The elegant hang in Bilbao by the curator Lucia Aggire, and the keen selection of works by Josef Helfenstein, who originated the exhibition in Basel, makes the strongest case possible for Chagall’s greatness during these early years. But the Breakthrough Years of the title raises the obvious question – breakthrough to what? The answer is unquestionably the large paintings Chagall made in Moscow for the State Jewish Chamber Theatre, often described as his best work. He was first commissioned in late 1920 to design the set and costumes for three short plays by Sholem Aleichem, staged in a cramped auditorium in a Moscow mansion requisitioned by the Bolsheviks.

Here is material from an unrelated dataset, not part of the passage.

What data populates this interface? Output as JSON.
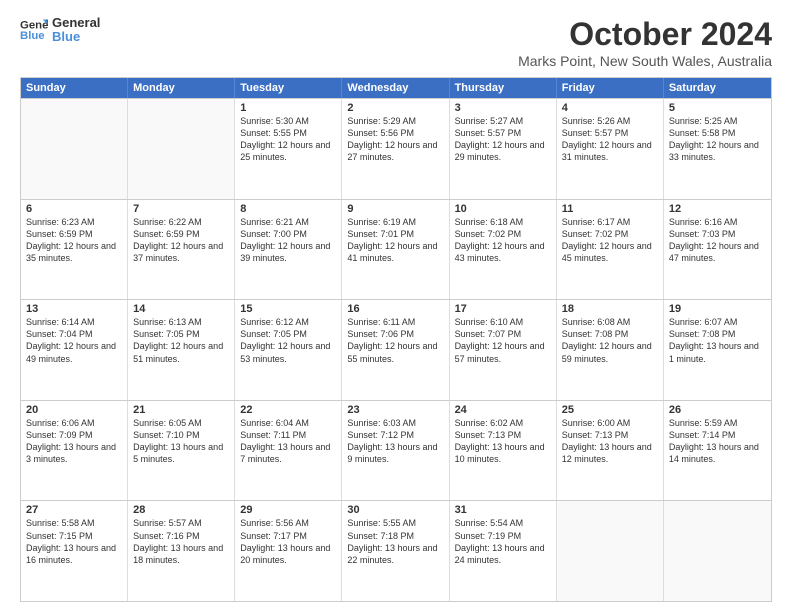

Chagall decided to decorate the entire room, and produced, in a remarkably short period, eight large paintings on the walls and ceiling, dominated by the large frieze-like Introduction to the Jewish Theatre (all now in the Tretyakov Gallery in Moscow, except the ceiling painting, which didn’t survive). They were a culmination of the Jewish themes and weightless figures of the previous decade, but also, in their blanched palette, an acceptance that the Suprematists were at least in part right about colour: it was not just a decorative, but also a moral element of painting, and required control and restraint to be effective. On the wall opposite the stage hung one of the most intriguing images: a painting that is hardly commented on for being so unlike Chagall’s other work. Love on the Stage seems at first sight entirely abstract, a large, squarish field of dynamic force lines and tonal gradations more like something Malevich might have painted. But then the faint flickering outline of a couple dancing a pas de deux emerges, watched by two small figures sitting around an oil lamp in the orchestra pit below. For once Chagall goes beyond his origins into a new mysterious world of painting, a poetry of form, rather than mere subject. But then he retreated.